School Board Approves Plan to Convert Dunn Loring Center into Elementary School

On Tuesday morning, the Fairfax County School Board approved a proposal to convert the Dunn Loring Administration Center into an elementary school.

All 10 board members who were present supported the measure. Two members were absent at the time of the vote.

The move is intended to relieve overcrowding at Shrevewood Elementary School in Falls Church and avoid the need to make multiple boundary adjustments.

“We want to limit the disruption to the community, and potentially facing several adjustments is not a path we want to go down,” Providence District Representative Karl Frisch told the board.

Fairfax County Public Schools staff support the plan but want to avoid setting a firm timeline to keep their focus on returning to school, he said. Once planning starts, a new school could be ready in five years.

“This is one of the first steps that needs to be done to deal with the development going on in that area,” Dranesville District Representative Elaine Tholen said.

Today, the Dunn Loring center houses some special education services and programs for parents, but it previously served as an elementary school from 1939 to 1978.

Converting it back will cost $36.8 million in school bond funds. The school board will be using funds that were earmarked for a new school in the Fairfax/Oakton area, which was intended to lessen overcrowding at Mosby Woods and Oakton elementary schools.

The student populations at those schools have since dropped below capacity, Frisch said. Meanwhile, Shrevewood is “bursting at the seams” and could reach 120% capacity by 2025.

The school was first identified as slightly overcrowded in 2012, and became substantially overcrowded in 2017, FCPS spokeswoman Lucy Caldwell said. Since 2012, the school has taken steps to ease crowding, such as adding space, trailers and more parking, she said.

Repurposing the Dunn Loring center is a more viable long-term solution than redrawing boundaries, Shrevewood Elementary PTA president Kate Coho told Tysons Reporter.

“Dunn Loring provides the long-term solution to the problem that’s only going to get worse in this immediate area, as we see housing continuing to go up,” she said.

At-large school board member Abrar Omeish said Shrevewood’s over-capacity is not as stark as schools like Glen Forest Elementary School, which has “more kids in trailers than in the building” and a 75% poverty rate.

“When people say that we focus more on schools that have more than the ones that don’t, I can’t refute that,” she said.

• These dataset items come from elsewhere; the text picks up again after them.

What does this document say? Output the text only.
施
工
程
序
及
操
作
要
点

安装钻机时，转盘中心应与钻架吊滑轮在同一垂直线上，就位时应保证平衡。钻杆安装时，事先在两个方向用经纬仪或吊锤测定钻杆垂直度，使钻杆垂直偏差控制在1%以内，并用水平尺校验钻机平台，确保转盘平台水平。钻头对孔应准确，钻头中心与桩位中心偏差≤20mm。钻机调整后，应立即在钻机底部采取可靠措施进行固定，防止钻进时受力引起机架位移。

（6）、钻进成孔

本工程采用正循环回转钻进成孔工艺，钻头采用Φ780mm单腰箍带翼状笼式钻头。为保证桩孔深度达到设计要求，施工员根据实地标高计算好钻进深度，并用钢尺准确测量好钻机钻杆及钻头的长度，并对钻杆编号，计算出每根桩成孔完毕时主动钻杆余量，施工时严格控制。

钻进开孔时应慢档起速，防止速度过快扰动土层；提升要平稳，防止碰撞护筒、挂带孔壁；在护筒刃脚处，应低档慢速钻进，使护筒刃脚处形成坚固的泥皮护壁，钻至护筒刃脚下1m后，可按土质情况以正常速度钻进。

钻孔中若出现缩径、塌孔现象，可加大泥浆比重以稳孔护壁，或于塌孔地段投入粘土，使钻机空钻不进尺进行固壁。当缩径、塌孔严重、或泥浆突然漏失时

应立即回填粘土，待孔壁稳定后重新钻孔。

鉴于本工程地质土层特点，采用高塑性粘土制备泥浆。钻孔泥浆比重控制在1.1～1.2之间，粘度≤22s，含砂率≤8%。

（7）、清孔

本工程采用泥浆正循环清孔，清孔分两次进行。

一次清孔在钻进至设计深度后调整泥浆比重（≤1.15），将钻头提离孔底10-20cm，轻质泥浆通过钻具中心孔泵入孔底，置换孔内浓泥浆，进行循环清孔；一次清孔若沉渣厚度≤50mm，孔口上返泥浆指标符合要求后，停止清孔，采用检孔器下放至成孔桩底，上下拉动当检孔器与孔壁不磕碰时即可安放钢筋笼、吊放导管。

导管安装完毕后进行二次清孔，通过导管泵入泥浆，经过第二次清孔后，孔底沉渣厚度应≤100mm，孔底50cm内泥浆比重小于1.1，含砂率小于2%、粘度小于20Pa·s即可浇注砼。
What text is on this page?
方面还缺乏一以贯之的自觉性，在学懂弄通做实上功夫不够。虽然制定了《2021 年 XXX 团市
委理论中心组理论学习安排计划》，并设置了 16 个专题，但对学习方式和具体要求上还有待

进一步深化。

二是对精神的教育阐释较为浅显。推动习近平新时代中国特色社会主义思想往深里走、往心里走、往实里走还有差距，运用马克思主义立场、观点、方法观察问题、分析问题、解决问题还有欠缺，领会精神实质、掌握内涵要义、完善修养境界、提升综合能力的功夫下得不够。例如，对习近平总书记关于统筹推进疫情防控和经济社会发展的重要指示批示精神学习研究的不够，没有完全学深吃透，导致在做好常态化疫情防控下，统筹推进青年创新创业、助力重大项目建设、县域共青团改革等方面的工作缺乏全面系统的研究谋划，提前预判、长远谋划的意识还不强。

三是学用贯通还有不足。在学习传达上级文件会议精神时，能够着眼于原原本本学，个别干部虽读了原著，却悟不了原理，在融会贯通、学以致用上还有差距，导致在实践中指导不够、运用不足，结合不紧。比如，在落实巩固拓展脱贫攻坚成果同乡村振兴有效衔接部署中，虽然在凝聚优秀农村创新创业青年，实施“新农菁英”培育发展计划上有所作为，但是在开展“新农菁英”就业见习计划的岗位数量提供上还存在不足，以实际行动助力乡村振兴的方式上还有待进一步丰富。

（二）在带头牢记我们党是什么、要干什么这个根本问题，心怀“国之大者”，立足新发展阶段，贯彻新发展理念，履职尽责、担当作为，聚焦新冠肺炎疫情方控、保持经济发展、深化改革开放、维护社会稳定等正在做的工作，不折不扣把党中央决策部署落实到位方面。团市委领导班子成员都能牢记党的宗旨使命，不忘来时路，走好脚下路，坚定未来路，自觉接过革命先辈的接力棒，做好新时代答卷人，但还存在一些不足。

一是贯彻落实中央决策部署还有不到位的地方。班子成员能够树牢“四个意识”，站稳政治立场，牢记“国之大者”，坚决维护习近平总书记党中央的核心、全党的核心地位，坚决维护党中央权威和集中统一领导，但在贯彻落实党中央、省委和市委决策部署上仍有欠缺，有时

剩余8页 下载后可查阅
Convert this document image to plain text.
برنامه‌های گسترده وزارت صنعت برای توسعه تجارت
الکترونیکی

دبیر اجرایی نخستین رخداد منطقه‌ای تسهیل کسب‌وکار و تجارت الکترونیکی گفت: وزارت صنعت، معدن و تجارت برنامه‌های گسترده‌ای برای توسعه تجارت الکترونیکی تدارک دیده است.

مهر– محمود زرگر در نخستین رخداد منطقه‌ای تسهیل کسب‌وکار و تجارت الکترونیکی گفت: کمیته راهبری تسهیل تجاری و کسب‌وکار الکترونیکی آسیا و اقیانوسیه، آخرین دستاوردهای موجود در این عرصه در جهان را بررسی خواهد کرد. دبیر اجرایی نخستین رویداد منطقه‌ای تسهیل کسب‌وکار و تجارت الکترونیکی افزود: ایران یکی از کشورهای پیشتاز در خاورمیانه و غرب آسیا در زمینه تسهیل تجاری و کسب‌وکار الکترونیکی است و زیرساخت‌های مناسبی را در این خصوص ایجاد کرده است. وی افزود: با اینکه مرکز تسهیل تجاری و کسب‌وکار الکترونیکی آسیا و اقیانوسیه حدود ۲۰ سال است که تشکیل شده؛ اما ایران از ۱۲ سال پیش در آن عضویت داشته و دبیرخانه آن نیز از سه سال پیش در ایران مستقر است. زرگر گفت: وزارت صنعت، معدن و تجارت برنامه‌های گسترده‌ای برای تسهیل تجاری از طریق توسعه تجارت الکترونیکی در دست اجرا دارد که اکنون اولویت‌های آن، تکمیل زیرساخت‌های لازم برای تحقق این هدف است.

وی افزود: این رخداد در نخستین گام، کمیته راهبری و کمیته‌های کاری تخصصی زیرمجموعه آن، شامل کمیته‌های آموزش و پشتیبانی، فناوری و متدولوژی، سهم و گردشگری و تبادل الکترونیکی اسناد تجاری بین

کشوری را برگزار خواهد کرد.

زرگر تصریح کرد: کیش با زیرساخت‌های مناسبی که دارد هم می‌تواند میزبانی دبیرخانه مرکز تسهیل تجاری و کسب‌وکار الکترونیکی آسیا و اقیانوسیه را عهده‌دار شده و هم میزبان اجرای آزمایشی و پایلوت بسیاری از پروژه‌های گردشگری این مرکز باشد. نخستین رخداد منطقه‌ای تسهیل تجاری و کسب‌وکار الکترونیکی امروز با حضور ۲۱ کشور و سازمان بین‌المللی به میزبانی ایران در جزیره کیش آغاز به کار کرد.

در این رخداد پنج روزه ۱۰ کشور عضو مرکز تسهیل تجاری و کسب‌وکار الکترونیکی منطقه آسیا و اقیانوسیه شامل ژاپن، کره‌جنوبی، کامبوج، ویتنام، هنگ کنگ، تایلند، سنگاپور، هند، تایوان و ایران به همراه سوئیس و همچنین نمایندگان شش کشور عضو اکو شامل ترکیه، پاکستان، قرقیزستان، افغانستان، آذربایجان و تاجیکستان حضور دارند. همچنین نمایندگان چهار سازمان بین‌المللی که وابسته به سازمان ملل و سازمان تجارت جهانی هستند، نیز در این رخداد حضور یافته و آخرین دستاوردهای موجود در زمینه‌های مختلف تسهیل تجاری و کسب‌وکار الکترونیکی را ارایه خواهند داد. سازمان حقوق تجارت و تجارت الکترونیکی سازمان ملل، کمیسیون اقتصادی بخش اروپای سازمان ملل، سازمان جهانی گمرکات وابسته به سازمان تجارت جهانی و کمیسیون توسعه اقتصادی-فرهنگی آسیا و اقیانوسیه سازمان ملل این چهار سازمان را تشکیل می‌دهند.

Hunter Mill Representative Melanie Meren said no solution will serve everyone, but this repurposing option is available now.

“I thought this would be a more straightforward conversation,” she said.

The Fairfax County School Board currently does not have any official policies dictating a public process for reallocating bond funds to different projects than the ones they were intended to support when approved by voters.

Frisch held two community meetings in December on the Dunn Loring repurposing proposal, one for the Shrevewood community and one for the Mosby Woods/Oakton area. However, the school board’s guidebook does not require those meetings or even a forum discussion for proposals to change how bond funds are allocated.

As part of the approval, the school board also directed its governance committee, which is chaired by Frisch, to look at developing a mechanism for a public process to ensure more clarity and transparency for future projects such as this one.